Cross Blog Challenge: (Supply Chain) Anti-Trends for 2009

A week and a half ago I alerted you to Vince Kellen’s Technology Duds for 2009 which highlighted five “anti-trends” for 2009 that stand out as a brilliant counterpoint to the rose-colored predictions of the laissez-fair wannabe analysts that tend to dominate the technology landscape.

After writing the post I started thinking about how great it would be if there were more voices like Vince’s that spoke the truth and opened our eyes to reality and not marketing fantasy. Thus, I have decided to make anti-trends the focus of the next Sourcing Innovation Cross-Blog series, which I will kick-off with this post.

My first two and a half trends echo Vince Kellen’s. My last two and a half diverge into the space.

1. Social Networking Will Unravel
As Kellen says, “at the risk of offending Web 2.0 enthusiasts, most firms, especially those hardest hit in this recession, consider social networking speculative and in some cases frivolous. And as I said in my last post, there’s a reason why “facebooked” has become an urban slang slam, “myspaced” has become a synonym for a late-night booty call, and why the blogger elite (including the doctor and Loren Feldman of 1938 Media) slam Twitter on a regular basis (as the only thing you can do with it is say nothing in only 140 characters). There’s no real value in these technologies, and no commercial value to a productive business. Businesses will drop these efforts to focus on projects with value.

2. Web 2.0 will soon be Web 2.Done
Similarly, mash-ups, fancy portals, and other web 2.0 projects are going to be axed because speculative ROIs or projects not directly assisting with significant savings are going to be difficult for IT leaders to advance. While mashups can be a useful component of B2B 3.0 platforms if they focus on enhancing content, community, and connectivity, on their own they are just useless eye-candy.

3. Traditional “Spend Analysis” will Lose Luster
Although a sound spend analytics package (you know the one) in the hands of a true expert (you know who they are) will find you limitless savings opportunities, the reality is that most of the offerings on the market are just static data warehouses with static reports in the hands of recent grads with little real-world experience and almost no training. As a result, as early adopters come to the end of their maintenance agreements, which came with six figure (plus) maintenance fees, you’ll see a lot of movement towards modern low-cost B2B 3.0 data analysis packages or spend analysis as-a service offerings.

4. Home Country Sourcing finally comes back in vogue
Regular readers will know that I’ve been pushing not just for best-cost, but home-cost country sourcing for a while now. Giving the skyrocketing transportation costs from mid 2007 to mid 2008, the repeated product safety scandals with imported products, the current recessionary environment, the low dollar, and fears of protectionism with the new US administration, more companies will finally start looking for strategic sourcing opportunities close to home — which will also come with more predictable costs, and savings, over the long term.

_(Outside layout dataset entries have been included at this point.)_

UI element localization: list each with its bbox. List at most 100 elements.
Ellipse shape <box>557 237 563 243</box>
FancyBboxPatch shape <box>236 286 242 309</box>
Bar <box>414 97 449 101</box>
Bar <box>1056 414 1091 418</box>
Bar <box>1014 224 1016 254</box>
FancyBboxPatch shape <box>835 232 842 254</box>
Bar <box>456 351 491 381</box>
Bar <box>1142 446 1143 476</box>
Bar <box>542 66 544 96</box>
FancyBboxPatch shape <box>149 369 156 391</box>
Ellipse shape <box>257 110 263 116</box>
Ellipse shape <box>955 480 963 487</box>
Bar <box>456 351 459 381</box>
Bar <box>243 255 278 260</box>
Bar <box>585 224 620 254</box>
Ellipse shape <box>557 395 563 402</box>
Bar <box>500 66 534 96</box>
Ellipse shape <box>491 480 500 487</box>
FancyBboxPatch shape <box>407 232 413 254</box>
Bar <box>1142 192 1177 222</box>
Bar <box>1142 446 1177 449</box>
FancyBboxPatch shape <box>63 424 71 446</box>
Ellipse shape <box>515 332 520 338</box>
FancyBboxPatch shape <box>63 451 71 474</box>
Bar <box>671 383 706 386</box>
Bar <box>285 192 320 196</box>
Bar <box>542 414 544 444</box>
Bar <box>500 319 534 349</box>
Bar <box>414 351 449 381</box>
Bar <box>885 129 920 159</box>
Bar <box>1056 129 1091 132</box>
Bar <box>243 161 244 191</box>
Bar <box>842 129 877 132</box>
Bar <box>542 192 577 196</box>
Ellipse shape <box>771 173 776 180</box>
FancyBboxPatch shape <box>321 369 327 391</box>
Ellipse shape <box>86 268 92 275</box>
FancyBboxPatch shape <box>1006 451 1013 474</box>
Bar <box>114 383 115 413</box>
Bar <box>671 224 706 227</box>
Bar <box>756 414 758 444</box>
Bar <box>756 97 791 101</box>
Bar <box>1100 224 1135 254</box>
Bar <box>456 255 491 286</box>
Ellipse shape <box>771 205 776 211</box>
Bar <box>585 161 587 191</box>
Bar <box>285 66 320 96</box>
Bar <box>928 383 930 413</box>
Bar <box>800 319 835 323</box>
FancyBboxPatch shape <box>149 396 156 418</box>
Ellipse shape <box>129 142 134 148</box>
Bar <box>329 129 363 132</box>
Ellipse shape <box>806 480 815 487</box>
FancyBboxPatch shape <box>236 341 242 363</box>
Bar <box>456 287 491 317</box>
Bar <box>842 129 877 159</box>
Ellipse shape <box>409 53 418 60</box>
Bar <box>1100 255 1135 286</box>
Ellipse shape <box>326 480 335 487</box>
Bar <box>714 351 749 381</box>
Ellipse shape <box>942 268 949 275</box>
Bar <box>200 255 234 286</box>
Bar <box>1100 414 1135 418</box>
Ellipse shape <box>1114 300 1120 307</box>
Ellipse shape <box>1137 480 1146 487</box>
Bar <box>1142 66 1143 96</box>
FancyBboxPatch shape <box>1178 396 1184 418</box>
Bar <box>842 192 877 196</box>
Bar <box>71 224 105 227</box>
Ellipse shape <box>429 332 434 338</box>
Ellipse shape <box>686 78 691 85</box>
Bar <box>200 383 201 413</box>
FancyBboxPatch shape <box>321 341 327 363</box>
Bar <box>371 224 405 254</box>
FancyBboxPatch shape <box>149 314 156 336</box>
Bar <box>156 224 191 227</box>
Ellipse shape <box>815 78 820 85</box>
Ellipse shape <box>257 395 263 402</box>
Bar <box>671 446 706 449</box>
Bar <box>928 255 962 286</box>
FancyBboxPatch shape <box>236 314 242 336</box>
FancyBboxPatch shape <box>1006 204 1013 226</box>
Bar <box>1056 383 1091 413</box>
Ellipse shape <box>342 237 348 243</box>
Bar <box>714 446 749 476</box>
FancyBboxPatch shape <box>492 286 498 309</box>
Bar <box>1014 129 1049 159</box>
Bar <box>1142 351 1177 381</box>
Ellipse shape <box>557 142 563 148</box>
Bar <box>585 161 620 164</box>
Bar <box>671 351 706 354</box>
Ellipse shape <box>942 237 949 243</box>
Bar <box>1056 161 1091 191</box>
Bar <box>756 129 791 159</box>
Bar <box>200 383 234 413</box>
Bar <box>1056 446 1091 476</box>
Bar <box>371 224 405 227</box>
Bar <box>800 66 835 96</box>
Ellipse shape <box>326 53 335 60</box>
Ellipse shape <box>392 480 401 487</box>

5. Sustainable green catches on, despite the recessionary environment
Although green initiatives that cost more than they return will be scrapped faster than unburied copper cable, as my fellow bloggers on Supply Excellence and 2 Sustain are pointing out, more and more companies will be looking at sustainable initiatives to save them money, and those green initiatives that save money as well as improve the corporate social responsibility image will catch on.

Now it’s time for my fellow bloggers to join in with their anti-trends in and help you understand where supply and spend management is headed.